The International Monetary Fund (IMF) has revised China’s economic growth projection, estimating a 4.6% growth rate for this year, down from 5% in 2024. The Chinese government has announced plans for increased economic stimuli to combat the sluggish economic climate. This includes a more proactive fiscal policy, which will see an increase in deficit spending and the issuance of long-term bonds to support consumer rebate programs.

The imposition of tariffs on Chinese goods by the United States, introduced by former President Trump, adds pressure to an already struggling economy, compounded by a prolonged real estate slump. In response to these tariffs, the ruling Communist Party has indicated a willingness to enhance fiscal stimulus measures to boost domestic consumption and investment.

Furthermore, President Xi Jinping is focused on reducing the economy’s reliance on an indebted real estate market, pushing instead towards a more innovative, high-tech economic landscape. This shift includes developing self-sufficiency in technological production, particularly amidst increasing restrictions on U.S. technology exports. The government remains committed to achieving a growth target that is aligned with mid- and long-term developmental goals.

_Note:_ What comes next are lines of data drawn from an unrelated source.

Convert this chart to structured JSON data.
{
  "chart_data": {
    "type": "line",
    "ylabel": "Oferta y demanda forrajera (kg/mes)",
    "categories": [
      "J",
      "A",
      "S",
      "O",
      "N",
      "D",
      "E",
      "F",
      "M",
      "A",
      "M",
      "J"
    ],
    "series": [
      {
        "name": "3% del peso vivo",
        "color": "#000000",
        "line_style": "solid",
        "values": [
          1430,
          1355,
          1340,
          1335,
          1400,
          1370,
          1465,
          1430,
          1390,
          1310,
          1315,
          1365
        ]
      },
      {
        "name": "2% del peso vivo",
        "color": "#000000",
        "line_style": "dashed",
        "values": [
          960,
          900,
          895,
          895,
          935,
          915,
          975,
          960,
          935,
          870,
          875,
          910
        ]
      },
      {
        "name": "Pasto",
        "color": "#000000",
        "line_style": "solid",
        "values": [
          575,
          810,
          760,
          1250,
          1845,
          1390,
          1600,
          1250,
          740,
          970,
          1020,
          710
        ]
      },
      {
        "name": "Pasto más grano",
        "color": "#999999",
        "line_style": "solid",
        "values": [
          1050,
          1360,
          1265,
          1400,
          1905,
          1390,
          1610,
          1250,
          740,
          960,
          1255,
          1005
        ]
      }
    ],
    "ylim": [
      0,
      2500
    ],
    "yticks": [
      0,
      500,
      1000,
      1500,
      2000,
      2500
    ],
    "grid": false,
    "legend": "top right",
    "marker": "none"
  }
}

In December, the Communist Party announced a shift in monetary policy, moving from “prudent” to “moderately loose,” marking a significant policy change after more than a decade. The government is anticipated to increase borrowing and expenditure on various social programs, with the hope that these measures will stabilize the economy and help reach the set growth targets for 2025.

In summary, China maintains its economic growth target at ‘around 5%’ for 2025, highlighting its commitment to stabilizing the economy despite external pressures from a possible trade war and internal challenges. The government plans to implement a proactive fiscal policy with increased spending and stimulus efforts to support growth, while also aiming to transition towards a more innovative economy. The success of these strategies in achieving their targets remains uncertain amidst prevailing economic conditions.